Que grande novidade! São tugas!...
Embora os sistemas não sejam exatamente iguais, a fraude está bem patente em qualquer deles. E, ao que parece, sempre com atores portugueses no elenco.
Segundo o calendário Gregoriano (o nosso), corriam os anos de 1976, 1977 e 1978, enquanto por terras do Reino de Marrocos, e segundo o calendário muçulmano, se assinalavam os correspondentes anos de 1398, 1399 e 1400. E foi, precisamente, no nosso ano de 1976 que as Construções Técnicas foram de abalada até Marrocos Oriental, para aí, a uns 40 kms da cidade de Oujda, iniciarem a construção de uma gigantesca fábrica de cimento. Era a Cimenterie de l'Oriental. Ainda hoje - e durante muitas mais décadas - quem viajar pela EN 6, entre Oujda e El Aioun, poderá admirar aqueles esbeltos edifícios fabris que, no dizer da empresa inglesa (Oscar Faber & Partners), projetistas e fiscais da construção do empreendimento, era uma relíquia "perdida" no meio do planalto desértico com vista para o médio Atlas.
O número que vou considerar, não sendo fidedigno não andará muito longe da realidade, se vos disser que neste empreendimento trabalharam cerca de 1500 pessoas, sendo que, cerca de 700 eram portuguesas. Como os portugueses eram muitos, as falcatruas e o oportunismo tinham que, de modo percentual, acompanhar o vasto lote lusitano. Então, além dos sornas, que para lá foram enviados pela Sede, depois de terem passado através das largas malhas da triagem, em que uma grande parte nunca tinha visto uma obra, nem ao longe, e passavam grande parte do tempo nas camaratas, fingindo-se doentes, também os xico-espertos dos semi-analfabetos e os de todo iletrados, vislumbraram um método que, a troco de uns 10 ou 20 dirhams, - conforme os casos - conseguiriam "tirar" a "permis de conduire".
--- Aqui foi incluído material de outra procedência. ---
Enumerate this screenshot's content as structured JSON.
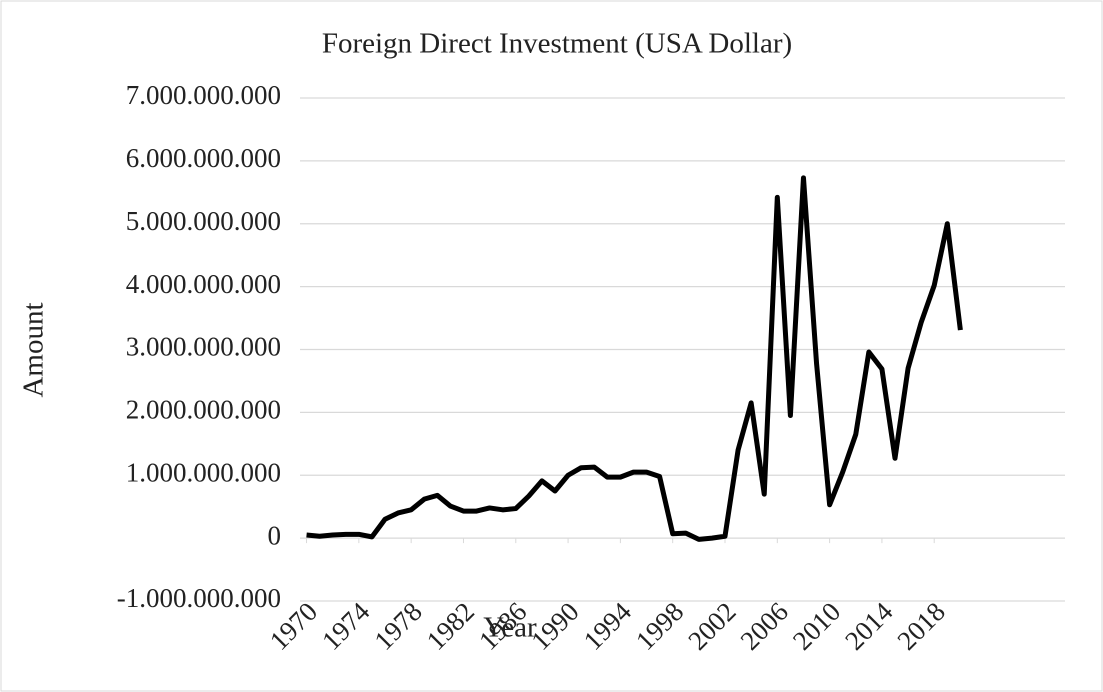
{
  "chart_data": {
    "type": "line",
    "title": "Foreign Direct Investment (USA Dollar)",
    "xlabel": "Year",
    "ylabel": "Amount",
    "x": [
      1970,
      1971,
      1972,
      1973,
      1974,
      1975,
      1976,
      1977,
      1978,
      1979,
      1980,
      1981,
      1982,
      1983,
      1984,
      1985,
      1986,
      1987,
      1988,
      1989,
      1990,
      1991,
      1992,
      1993,
      1994,
      1995,
      1996,
      1997,
      1998,
      1999,
      2000,
      2001,
      2002,
      2003,
      2004,
      2005,
      2006,
      2007,
      2008,
      2009,
      2010,
      2011,
      2012,
      2013,
      2014,
      2015,
      2016,
      2017,
      2018,
      2019,
      2020
    ],
    "series": [
      {
        "name": "Foreign Direct Investment",
        "color": "#000000",
        "values": [
          50000000,
          30000000,
          50000000,
          60000000,
          60000000,
          20000000,
          300000000,
          400000000,
          450000000,
          620000000,
          680000000,
          510000000,
          430000000,
          430000000,
          480000000,
          450000000,
          470000000,
          670000000,
          910000000,
          750000000,
          1000000000,
          1120000000,
          1130000000,
          970000000,
          970000000,
          1050000000,
          1050000000,
          980000000,
          70000000,
          80000000,
          -20000000,
          0,
          30000000,
          1400000000,
          2150000000,
          700000000,
          5420000000,
          1950000000,
          5730000000,
          2780000000,
          530000000,
          1050000000,
          1650000000,
          2960000000,
          2690000000,
          1270000000,
          2700000000,
          3430000000,
          4020000000,
          5000000000,
          3310000000
        ]
      }
    ],
    "xlim": [
      1969.5,
      2028
    ],
    "xticks": [
      1970,
      1974,
      1978,
      1982,
      1986,
      1990,
      1994,
      1998,
      2002,
      2006,
      2010,
      2014,
      2018
    ],
    "ylim": [
      -1000000000,
      7000000000
    ],
    "yticks": [
      {
        "value": -1000000000,
        "label": "-1.000.000.000"
      },
      0,
      {
        "value": 1000000000,
        "label": "1.000.000.000"
      },
      {
        "value": 2000000000,
        "label": "2.000.000.000"
      },
      {
        "value": 3000000000,
        "label": "3.000.000.000"
      },
      {
        "value": 4000000000,
        "label": "4.000.000.000"
      },
      {
        "value": 5000000000,
        "label": "5.000.000.000"
      },
      {
        "value": 6000000000,
        "label": "6.000.000.000"
      },
      {
        "value": 7000000000,
        "label": "7.000.000.000"
      }
    ],
    "grid": true
  }
}
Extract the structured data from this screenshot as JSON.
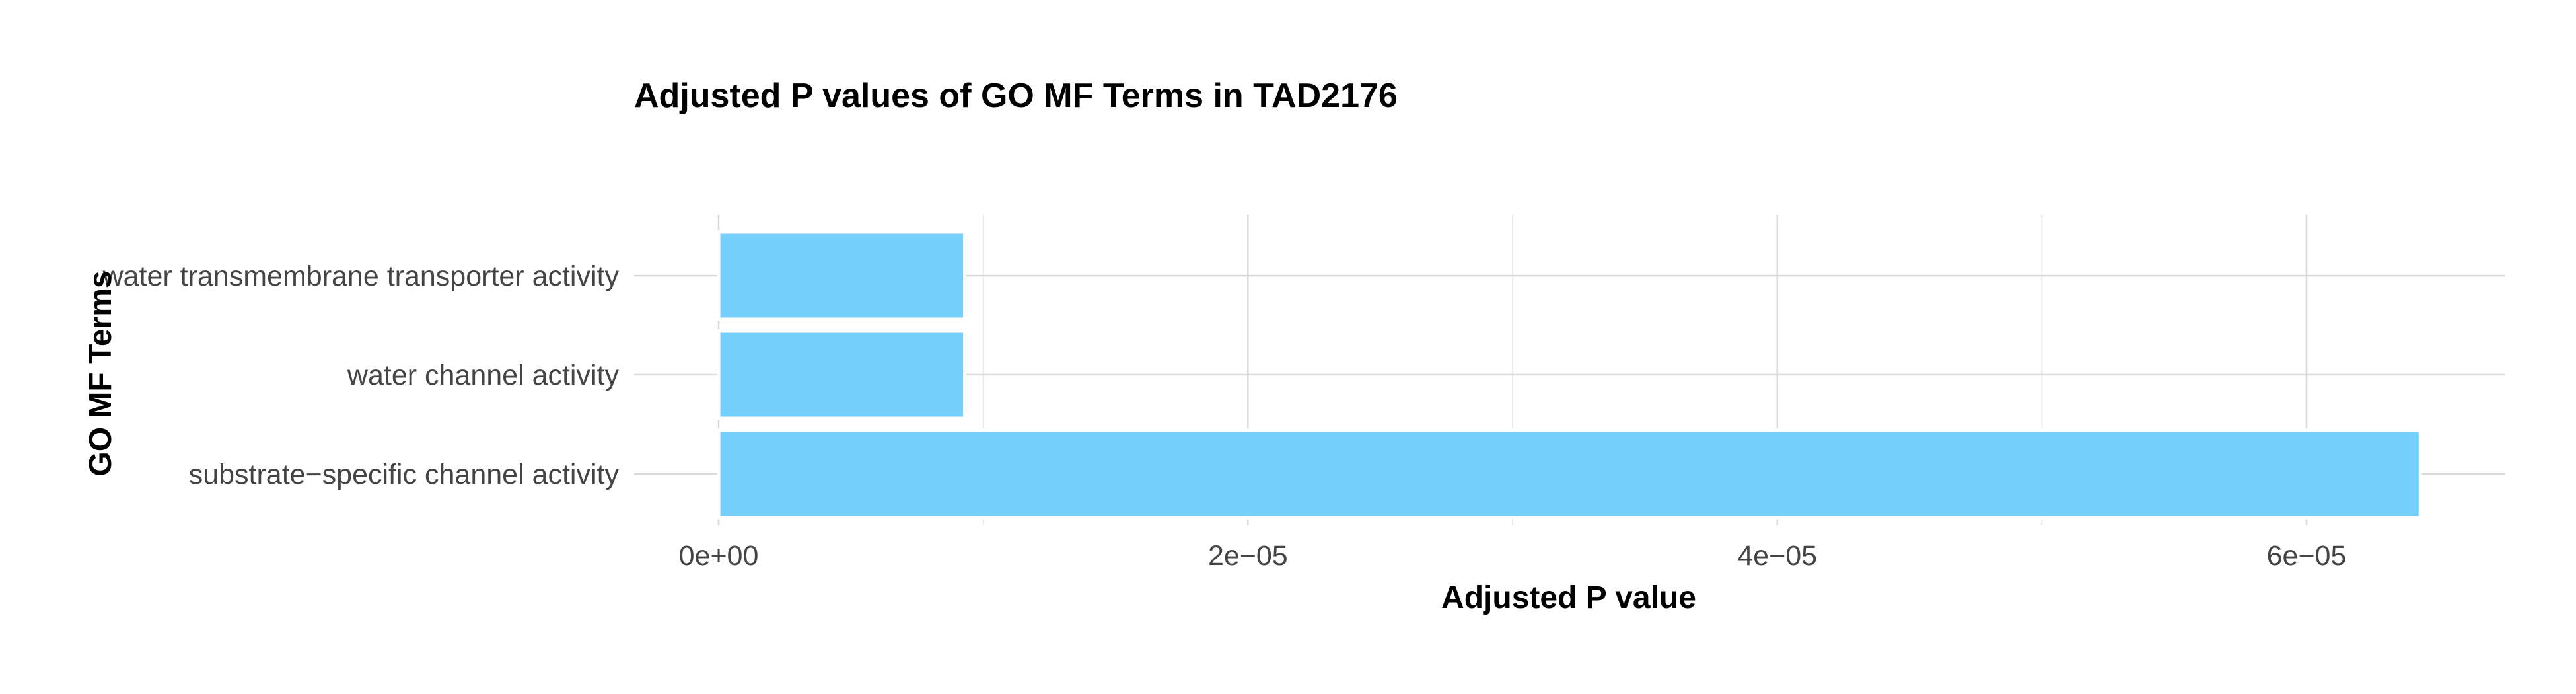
{
  "chart_data": {
    "type": "bar",
    "orientation": "horizontal",
    "title": "Adjusted P values of GO MF Terms in TAD2176",
    "xlabel": "Adjusted P value",
    "ylabel": "GO MF Terms",
    "categories": [
      "water transmembrane transporter activity",
      "water channel activity",
      "substrate−specific channel activity"
    ],
    "values": [
      9.3e-06,
      9.3e-06,
      6.43e-05
    ],
    "xlim": [
      0,
      6.75e-05
    ],
    "xticks": [
      0,
      2e-05,
      4e-05,
      6e-05
    ],
    "xtick_labels": [
      "0e+00",
      "2e−05",
      "4e−05",
      "6e−05"
    ],
    "bar_color": "#75cffc",
    "grid": true
  }
}
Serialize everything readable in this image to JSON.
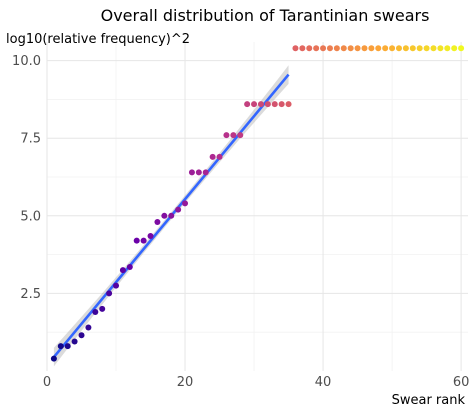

Como é que a coisa funcionava? Como ninguém sabia uma única palavra de francês - e muito menos de árabe - a resposta aos questionários orais apresentados pelas entidades marroquinas, era dada por um ou dois intérpretes portugueses, cada qual em sua sessão. Lembro-me do Vieira e do Andrade e Silva, que, além de saberem à brava do Código de Estrada, também dominavam, com à-vontade, a língua de Victor Hugo. Um deles, o Vieira, pela sua vivência em Oujda, onde, há mais de vinte e cinco anos, era empregado num armazém de materiais de construção, até escrevia e falava árabe.
E era assim: a pergunta saía da boca do agente marroquino; o intérprete perguntava, o aluno não sabia, mas, como o esquema já tinha sido ensaiado, este nem sequer precisava de acenar com a cabeça, se sim, não ou talvez, pois que, ali ao lado, se perfilava a sua bengala. E insistia o inquiridor marroquino: - "Que ce qu'il dit?" - ao que o sapiente intérprete, depois de ouvir uma qualquer asneirada por parte do examinando, respondia limpinho, a contento, à questão formulada.
Tenho ideia de que não houve cão nem gato - a maioria dos quais nem a terceira classe tinha - que não tivesse saído de Marrocos com a cartinha na lapela. E era assim que eles, quando, depois, vinham a Portugal, na sua nova "voiture", se apresentavam aos familiares e vizinhos, fazendo-os crer que, aquilo do tirar a carta num país estrangeiro, ainda por cima árabe, em que as letras mais parecem enguias entrelaçadas, não era para qualquer um. Tinha que ser um fulano possuidor de uma capacidade acima da média, como eles, para o conseguir.
Na linha do português de então, a continuidade do portuga de agora. Duplo ou Sósia, que importa? São atores portugueses que, em termos de maestria, pedem meças aos demais. E mai nada!